RUN pip install -r requirements.txt
sqlalchemy==1.4.48
cx_Oracle==8.3.0
And rebuild the docker airflow image by uncommenting the build argument (build: .
) of the docker service.
Step 2: Install Oracle Instant Client inside the airflow container. Thus following the steps of the official documentation_1, documentation_2 I managed to overcome the following error
DPI-1047: Cannot locate a 64-bit Oracle Client library
However, the whole solution fails to complete due to the following log:
full error log here
The error basically says that the table log
, which I assume is an airflow metadata
table is not found found.
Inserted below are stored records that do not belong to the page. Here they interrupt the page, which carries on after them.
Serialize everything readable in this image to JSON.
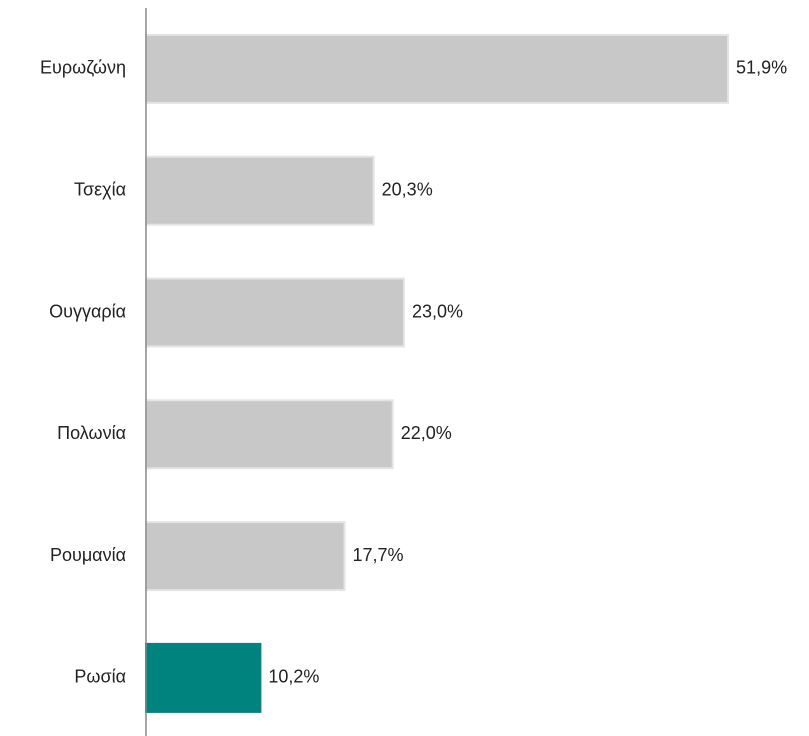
{
  "chart_data": {
    "type": "hbar",
    "categories": [
      "Ευρωζώνη",
      "Τσεχία",
      "Ουγγαρία",
      "Πολωνία",
      "Ρουμανία",
      "Ρωσία"
    ],
    "values": [
      51.9,
      20.3,
      23.0,
      22.0,
      17.7,
      10.2
    ],
    "value_labels": [
      "51,9%",
      "20,3%",
      "23,0%",
      "22,0%",
      "17,7%",
      "10,2%"
    ],
    "colors": [
      "#c8c8c8",
      "#c8c8c8",
      "#c8c8c8",
      "#c8c8c8",
      "#c8c8c8",
      "#00827f"
    ],
    "xlim": [
      0,
      55
    ]
  }
}
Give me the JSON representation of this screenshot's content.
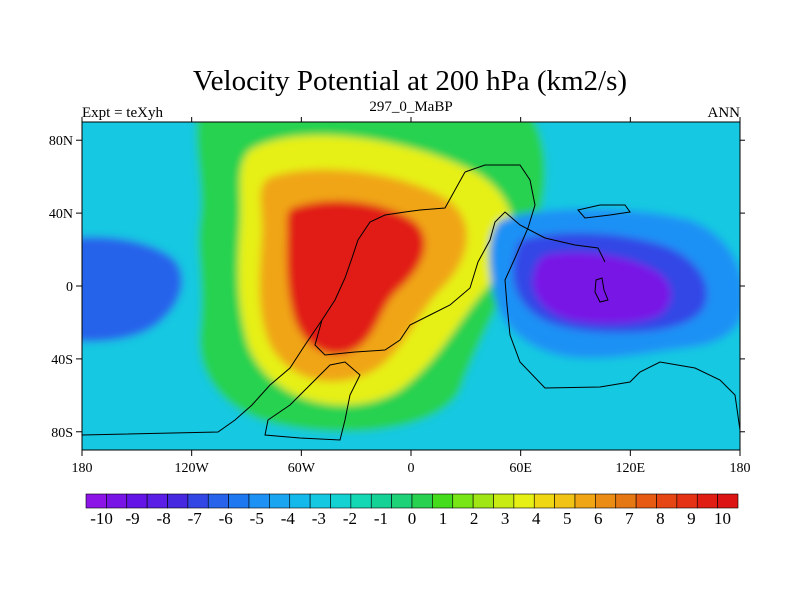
{
  "title": "Velocity Potential at 200 hPa (km2/s)",
  "subtitle_left": "Expt = teXyh",
  "subtitle_center": "297_0_MaBP",
  "subtitle_right": "ANN",
  "map": {
    "lon_range": [
      -180,
      180
    ],
    "lat_range": [
      -90,
      90
    ],
    "x_ticks": [
      {
        "value": -180,
        "label": "180"
      },
      {
        "value": -120,
        "label": "120W"
      },
      {
        "value": -60,
        "label": "60W"
      },
      {
        "value": 0,
        "label": "0"
      },
      {
        "value": 60,
        "label": "60E"
      },
      {
        "value": 120,
        "label": "120E"
      },
      {
        "value": 180,
        "label": "180"
      }
    ],
    "y_ticks": [
      {
        "value": 80,
        "label": "80N"
      },
      {
        "value": 40,
        "label": "40N"
      },
      {
        "value": 0,
        "label": "0"
      },
      {
        "value": -40,
        "label": "40S"
      },
      {
        "value": -80,
        "label": "80S"
      }
    ],
    "field_features": [
      {
        "name": "maximum",
        "lon": -45,
        "lat": 15,
        "value": 10
      },
      {
        "name": "minimum",
        "lon": 100,
        "lat": 0,
        "value": -10
      }
    ]
  },
  "colorbar": {
    "labels": [
      "-10",
      "-9",
      "-8",
      "-7",
      "-6",
      "-5",
      "-4",
      "-3",
      "-2",
      "-1",
      "0",
      "1",
      "2",
      "3",
      "4",
      "5",
      "6",
      "7",
      "8",
      "9",
      "10"
    ],
    "colors": [
      "#8c14e6",
      "#7814e6",
      "#6414e6",
      "#5a1ee6",
      "#4628e1",
      "#3246e6",
      "#2864eb",
      "#1e78f0",
      "#1e91f5",
      "#19a5f0",
      "#14b9eb",
      "#14c8e1",
      "#14d2d2",
      "#14d7b4",
      "#14d296",
      "#1ed278",
      "#28d250",
      "#46dc1e",
      "#78e614",
      "#a0e614",
      "#c8eb14",
      "#e6f014",
      "#f0d714",
      "#f0c314",
      "#f0a514",
      "#eb8c14",
      "#e67814",
      "#e65a14",
      "#e64614",
      "#e63214",
      "#e11e14",
      "#dc1414"
    ]
  }
}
Because is never created.
The odd thing is that when I execute the whole docker-compose file with a PostgreSQL
database as metadata backend and checking the results in PGAdmin, I can clearly see the initialized tables like log
and others.
Thus, my question is how can I overcome the current issue I am facing in the error logs? Even though Airflow has a valid SQLAlchemy Connection string and the necessary dependency libraries installed, it cannot initiate properly its metadata tables in the oracle db.
I have found the solution to this problem. Based on the full stack trace the problem was under the db.py
file, located at /home/airflow/.local/lib/python3.8/site-packages/airflow/utils/
In this file the function check()
was called before starting to build the metadata tables. The check
function actually checks whether the database is alive. The following command was executed when the function was called.
session.execute("SELECT 1 AS IS_ALIVE")
The SQL statement does not follow the Oracle SQL systax. Thus, I changed the command to
session.execute("SELECT 1 AS IS_ALIVE FROM DUAL;")
That was the solution to the problem I posted.